A few years later, in 1987, he joined the newly formed Tengku Razaleigh Hamzah-helmed political party S46 to challenge UMNO in the 1990 Malaysian general election. However, the party did not succeed and was later dissolved.

==Personal life==
Othman was born in Kampung Tengah (Tengah Village), Muar, Johor to a wealthy rice trader.

Othman has nine children from three marriages, seven children (first wife) one child (second wife) one child (third wife), 32 grandchildren and ten great-grandchildren. His first wife, Rokiah Alwi, died in 1990. His third marriage with Hasmah Hussein ended in divorce. Othman's second wife Kamariah Buyung and eldest son Zulkifli Othman and his other children were with him when he died.

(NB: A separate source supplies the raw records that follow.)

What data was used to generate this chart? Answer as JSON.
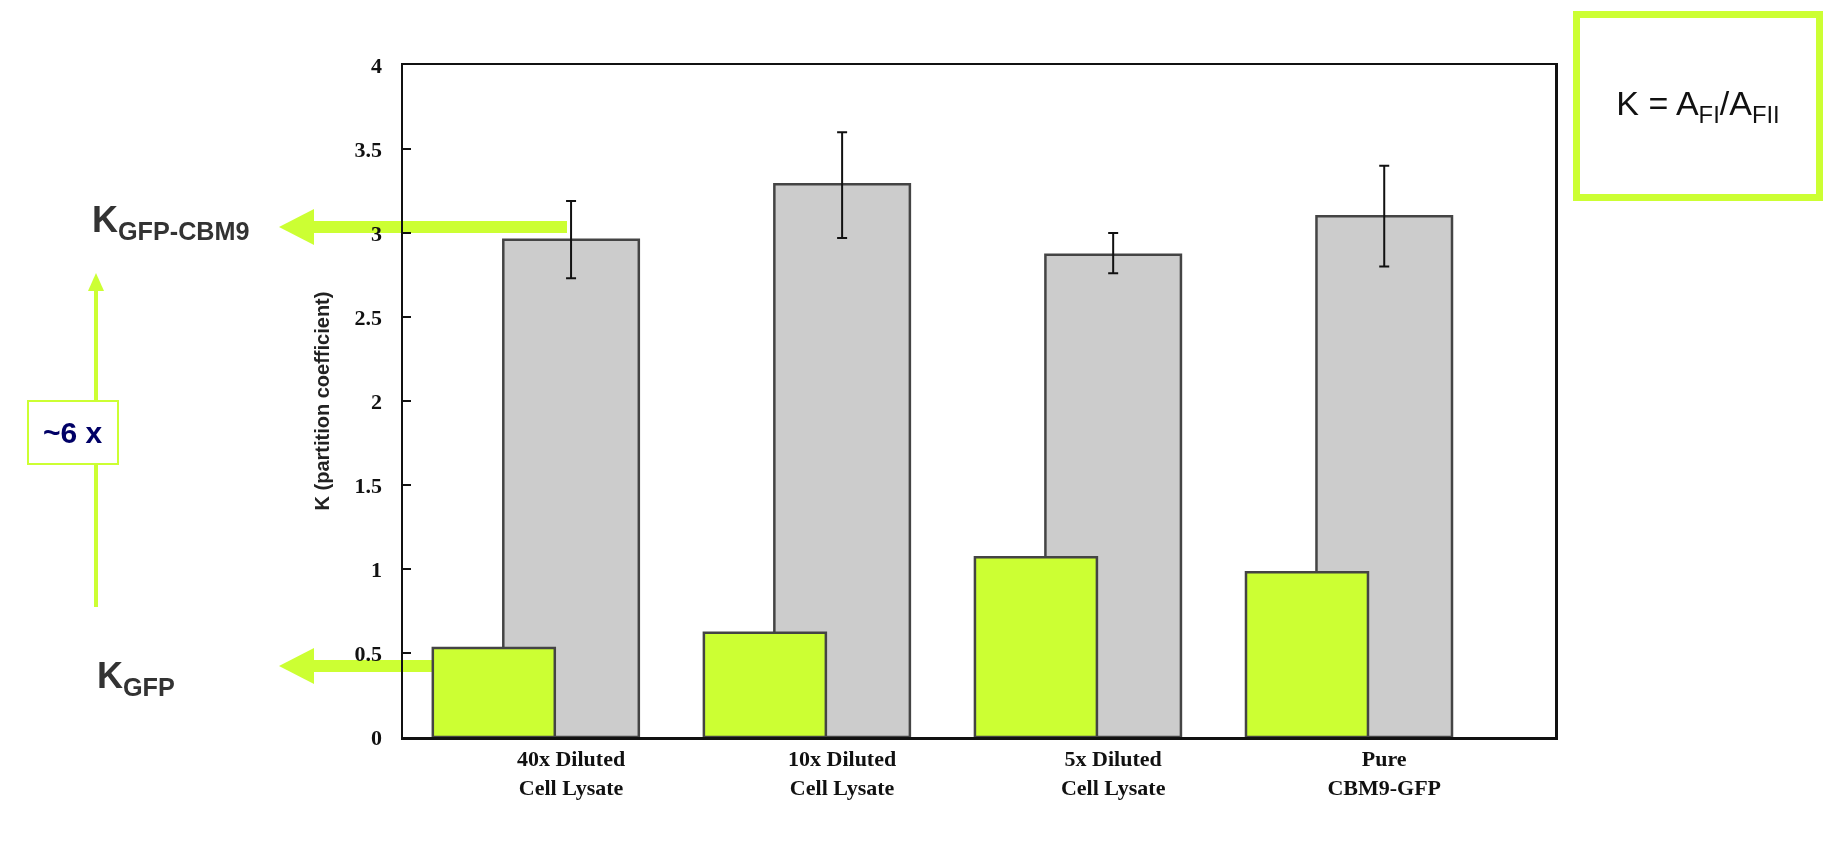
{
  "chart_data": {
    "type": "bar",
    "ylabel": "K (partition coefficient)",
    "categories": [
      "40x Diluted\nCell Lysate",
      "10x Diluted\nCell Lysate",
      "5x Diluted\nCell Lysate",
      "Pure\nCBM9-GFP"
    ],
    "series": [
      {
        "color": "#cccccc",
        "values": [
          2.96,
          3.29,
          2.87,
          3.1
        ],
        "errors": [
          [
            2.73,
            3.19
          ],
          [
            2.97,
            3.6
          ],
          [
            2.76,
            3.0
          ],
          [
            2.8,
            3.4
          ]
        ]
      },
      {
        "color": "#ccff33",
        "values": [
          0.53,
          0.62,
          1.07,
          0.98
        ]
      }
    ],
    "ylim": [
      0,
      4
    ],
    "yticks": [
      0,
      0.5,
      1,
      1.5,
      2,
      2.5,
      3,
      3.5,
      4
    ],
    "grid": false,
    "annotations": [
      "K$_{GFP-CBM9}$",
      "K$_{GFP}$",
      "~6 x",
      "K = A$_{FI}$/A$_{FII}$"
    ]
  }
}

A luxury car enthusiast, Othman's collection at one time included 50 different cars, with brands including Ferrari, Alfa Romeo and Jaguar. Later, he maintained he only has one Mercedes-Benz S400 with his favourite plate number, JDN 7.

==Honours==
- Malaysia
  - Commander of the Order of the Defender of the Realm (PMN) – Tan Sri (1975)
- Johor
  - (revoked 1982)
  - (1968, revoked 1982)
  - (1969, revoked 1982)
  - (1972, revoked 1982)
  - (1975, revoked 1982)
  - (revoked 1982)
- Kelantan
  - Knight Grand Commander of the Order of the Life of the Crown of Kelantan (SJMK) – Dato' (1989)

==Death==
Othman experienced light strokes in 2001 and 2002. He had his right leg amputated from the knee downwards due to a gangrene on 2 October 2007, at Sultan Ismail Hospital and gradually recovered. Othman also experienced spinal pain after lying in bed for too long.

On 27 October 2007, Othman died at the age of 80 at the Sultan Ismail Hospital in Pandan-Tebrau, Johor Bahru due to sepsis at 7.00 am. Prayers were offered at the Sultan Abu Bakar State Mosque with the crown prince of Johor, Tunku Ibrahim Ismail ibni Sultan Iskandar Al-Haj, present. Othman was subsequently buried in Mahmoodiah Royal Mausoleum.

A village in Johor has been named 'Othman Saat Village' to commemorate his service.